Glossary
Webhook — plain English explanation
A way for two software tools to talk to each other automatically when something happens.
What it is
A webhook is an automated message sent from one software application to another when a specific event occurs. Unlike an API where you request information on demand, a webhook pushes information to you the moment something happens. When a client submits a form on your Genju website, Genju can instantly send the lead's details to any other software that accepts webhooks — a Google Sheet, a Slack notification, a custom database, or a third-party CRM. The receiving software gets the data in real time and can trigger its own actions in response.
Why it matters for small businesses
For a business owner, webhooks are the plumbing that connects different software tools together.

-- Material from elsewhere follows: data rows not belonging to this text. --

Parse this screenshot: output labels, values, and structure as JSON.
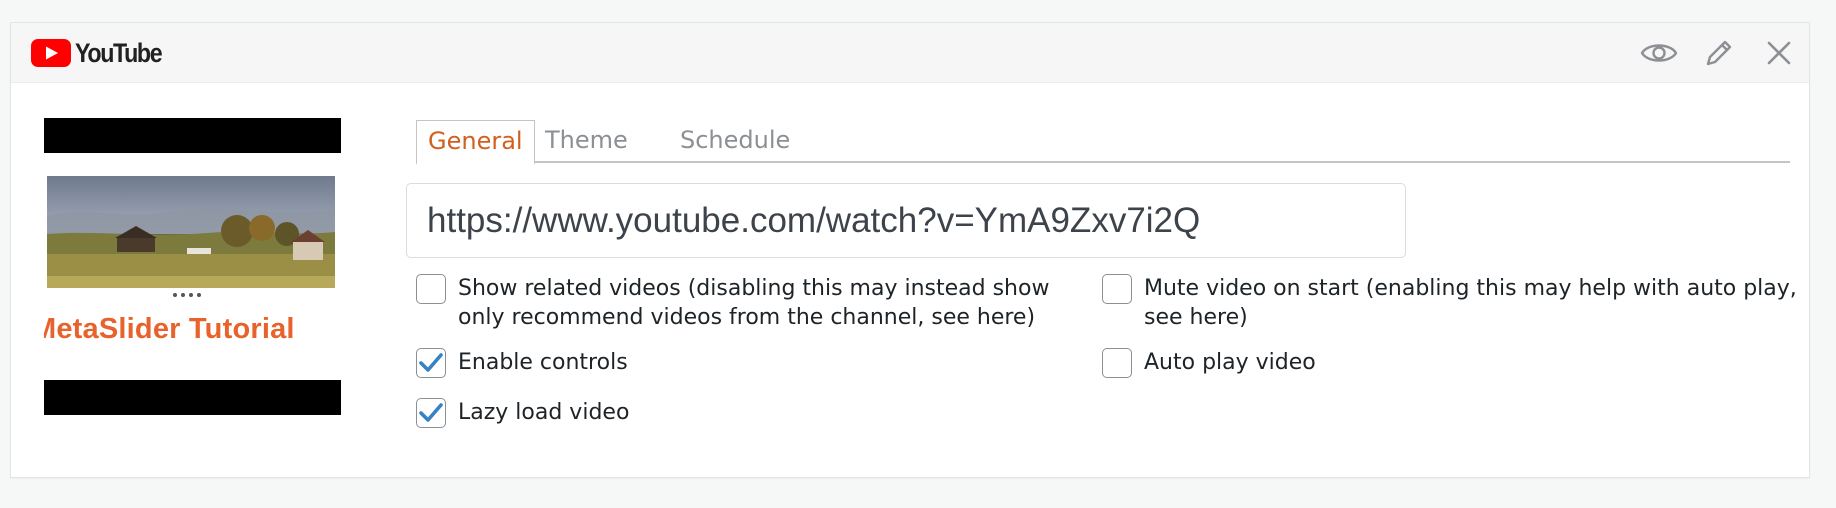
{
  "header": {
    "logo_text": "YouTube",
    "logo_color": "#ff0000",
    "actions": [
      {
        "name": "preview",
        "icon": "eye-icon"
      },
      {
        "name": "edit",
        "icon": "pencil-icon"
      },
      {
        "name": "close",
        "icon": "close-icon"
      }
    ]
  },
  "thumbnail": {
    "title_text": "MetaSlider Tutorial"
  },
  "tabs": [
    {
      "label": "General",
      "active": true
    },
    {
      "label": "Theme",
      "active": false
    },
    {
      "label": "Schedule",
      "active": false
    }
  ],
  "url_field": {
    "value": "https://www.youtube.com/watch?v=YmA9Zxv7i2Q"
  },
  "options": {
    "show_related": {
      "label": "Show related videos (disabling this may instead show only recommend videos from the channel, see here)",
      "checked": false
    },
    "mute_on_start": {
      "label": "Mute video on start (enabling this may help with auto play, see here)",
      "checked": false
    },
    "enable_controls": {
      "label": "Enable controls",
      "checked": true
    },
    "auto_play": {
      "label": "Auto play video",
      "checked": false
    },
    "lazy_load": {
      "label": "Lazy load video",
      "checked": true
    }
  },
  "colors": {
    "accent": "#d1601f",
    "checkmark": "#3582c4"
  }
}
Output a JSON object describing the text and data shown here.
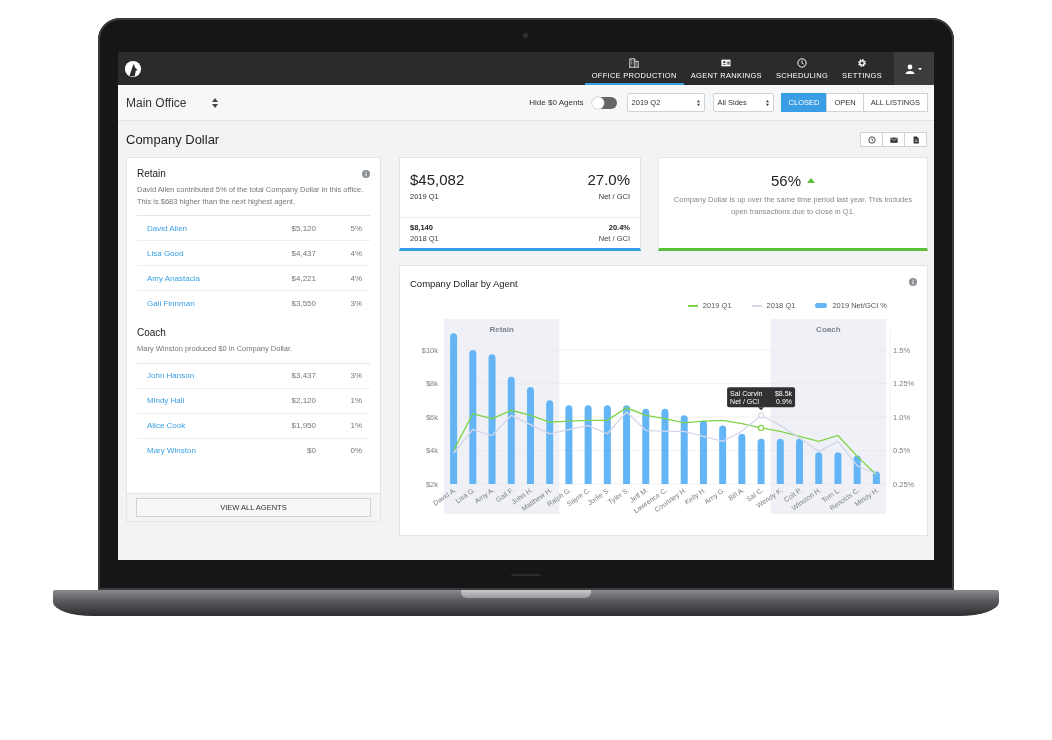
{
  "nav": {
    "items": [
      {
        "label": "OFFICE PRODUCTION",
        "kind": "building",
        "selected": true
      },
      {
        "label": "AGENT RANKINGS",
        "kind": "card",
        "selected": false
      },
      {
        "label": "SCHEDULING",
        "kind": "clock",
        "selected": false
      },
      {
        "label": "SETTINGS",
        "kind": "gear",
        "selected": false
      }
    ]
  },
  "toolbar": {
    "office": "Main Office",
    "hide_zero_label": "Hide $0 Agents",
    "hide_zero_on": false,
    "period": "2019 Q2",
    "sides": "All Sides",
    "segments": [
      {
        "label": "CLOSED",
        "selected": true
      },
      {
        "label": "OPEN",
        "selected": false
      },
      {
        "label": "ALL LISTINGS",
        "selected": false
      }
    ]
  },
  "page_title": "Company Dollar",
  "title_actions": [
    {
      "kind": "clock"
    },
    {
      "kind": "mail"
    },
    {
      "kind": "document"
    }
  ],
  "groups": [
    {
      "title": "Retain",
      "summary": "David Allen contributed 5% of the total Company Dollar in this office. This is $683 higher than the next highest agent.",
      "agents": [
        {
          "name": "David Allen",
          "amount": "$5,120",
          "share": "5%"
        },
        {
          "name": "Lisa Good",
          "amount": "$4,437",
          "share": "4%"
        },
        {
          "name": "Amy Anastacia",
          "amount": "$4,221",
          "share": "4%"
        },
        {
          "name": "Gail Finnman",
          "amount": "$3,550",
          "share": "3%"
        }
      ]
    },
    {
      "title": "Coach",
      "summary": "Mary Winston produced $0 in Company Dollar.",
      "agents": [
        {
          "name": "John Hanson",
          "amount": "$3,437",
          "share": "3%"
        },
        {
          "name": "Mindy Hall",
          "amount": "$2,120",
          "share": "1%"
        },
        {
          "name": "Alice Cook",
          "amount": "$1,950",
          "share": "1%"
        },
        {
          "name": "Mary Winston",
          "amount": "$0",
          "share": "0%"
        }
      ]
    }
  ],
  "view_all": "VIEW ALL AGENTS",
  "stat": {
    "value": "$45,082",
    "period": "2019 Q1",
    "ratio": "27.0%",
    "ratio_label": "Net / GCI",
    "prev_value": "$8,140",
    "prev_period": "2018 Q1",
    "prev_ratio": "20.4%",
    "prev_ratio_label": "Net / GCI"
  },
  "change": {
    "value": "56%",
    "trend_up": true,
    "text": "Company Dollar is up over the same time period last year. This includes open transactions due to close in Q1."
  },
  "chart": {
    "right_axis_labels": [
      "1.5%",
      "1.25%",
      "1.0%",
      "0.5%",
      "0.25%"
    ],
    "bands": [
      {
        "label": "Retain"
      },
      {
        "label": "Coach"
      }
    ],
    "tooltip": {
      "lines": [
        [
          "Sal Corvin",
          "$8.5k"
        ],
        [
          "Net / GCI",
          "0.9%"
        ]
      ]
    },
    "chart_data": {
      "type": "bar",
      "title": "Company Dollar by Agent",
      "categories": [
        "David A.",
        "Lisa G.",
        "Amy A.",
        "Gail F.",
        "John H.",
        "Matthew H.",
        "Ralph G.",
        "Sayre C.",
        "Jodie S.",
        "Tyler S.",
        "Jeff M.",
        "Lawrence C.",
        "Courtney H.",
        "Kelly H.",
        "Amy G.",
        "Bill A.",
        "Sal C.",
        "Wendy K.",
        "Colt P.",
        "Winston H.",
        "Tom L.",
        "Renolds C.",
        "Mindy H."
      ],
      "series": [
        {
          "name": "2019 Q1",
          "type": "line",
          "color": "#7ed348",
          "values": [
            4000,
            6200,
            5900,
            6400,
            6100,
            5700,
            5750,
            5800,
            5800,
            6550,
            6100,
            5900,
            5650,
            5750,
            5800,
            5600,
            5350,
            5150,
            4850,
            4550,
            4900,
            3650,
            2550
          ]
        },
        {
          "name": "2018 Q1",
          "type": "line",
          "color": "#d6d6ea",
          "values": [
            3850,
            5250,
            4900,
            6100,
            5550,
            5000,
            5250,
            5500,
            5000,
            6300,
            5200,
            5150,
            5150,
            4850,
            4550,
            5150,
            6100,
            5500,
            4750,
            3950,
            4550,
            3100,
            2600
          ]
        },
        {
          "name": "2019 Net/GCI %",
          "type": "bar",
          "color": "#64b5f6",
          "values": [
            11000,
            10000,
            9750,
            8400,
            7800,
            7000,
            6700,
            6700,
            6700,
            6700,
            6500,
            6500,
            6100,
            5800,
            5500,
            5000,
            4700,
            4700,
            4700,
            3900,
            3900,
            3700,
            2750
          ]
        }
      ],
      "ylim": [
        2000,
        11200
      ],
      "grid": true,
      "yticks": [
        {
          "value": 2000,
          "label": "$2k"
        },
        {
          "value": 4000,
          "label": "$4k"
        },
        {
          "value": 6000,
          "label": "$6k"
        },
        {
          "value": 8000,
          "label": "$8k"
        },
        {
          "value": 10000,
          "label": "$10k"
        }
      ]
    }
  }
}
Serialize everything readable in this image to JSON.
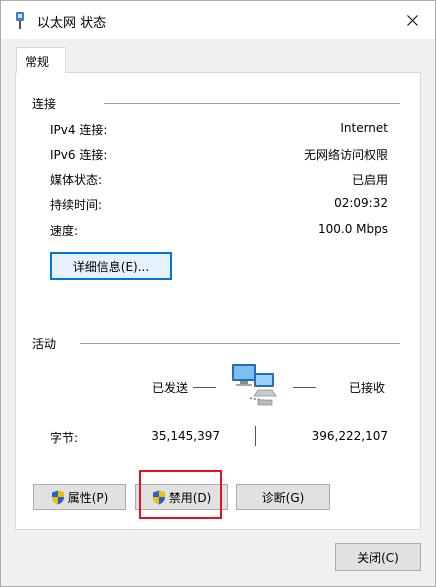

If you use a specialist industry tool that Genju does not natively integrate with, a webhook can bridge the gap — sending data from Genju to that tool automatically when certain events happen. Examples: a new invoice paid in Genju triggers a webhook to your accounting software; a new booking confirmed sends the client details to your scheduling app; a pipeline deal won notifies a project management tool. Each connection that would require manual data entry gets automated.
How Genju implements it
Genju supports outbound webhooks in Settings → API & Webhooks. Configure a webhook URL and select which events should trigger it. Available events include: contact created, booking confirmed, invoice paid, form submitted, pipeline stage changed, review received, automation completed, and 9 more. Each webhook payload includes full event context as JSON. HMAC-SHA256 signature verification ensures only genuine Genju events are accepted.
In practice
A marketing agency uses Genju for client management and Notion for project tracking. When a new deal is won in Genju's pipeline, a webhook fires to a Notion API integration, automatically creating a new client project page with all the client's details. The account manager never has to manually copy information between systems.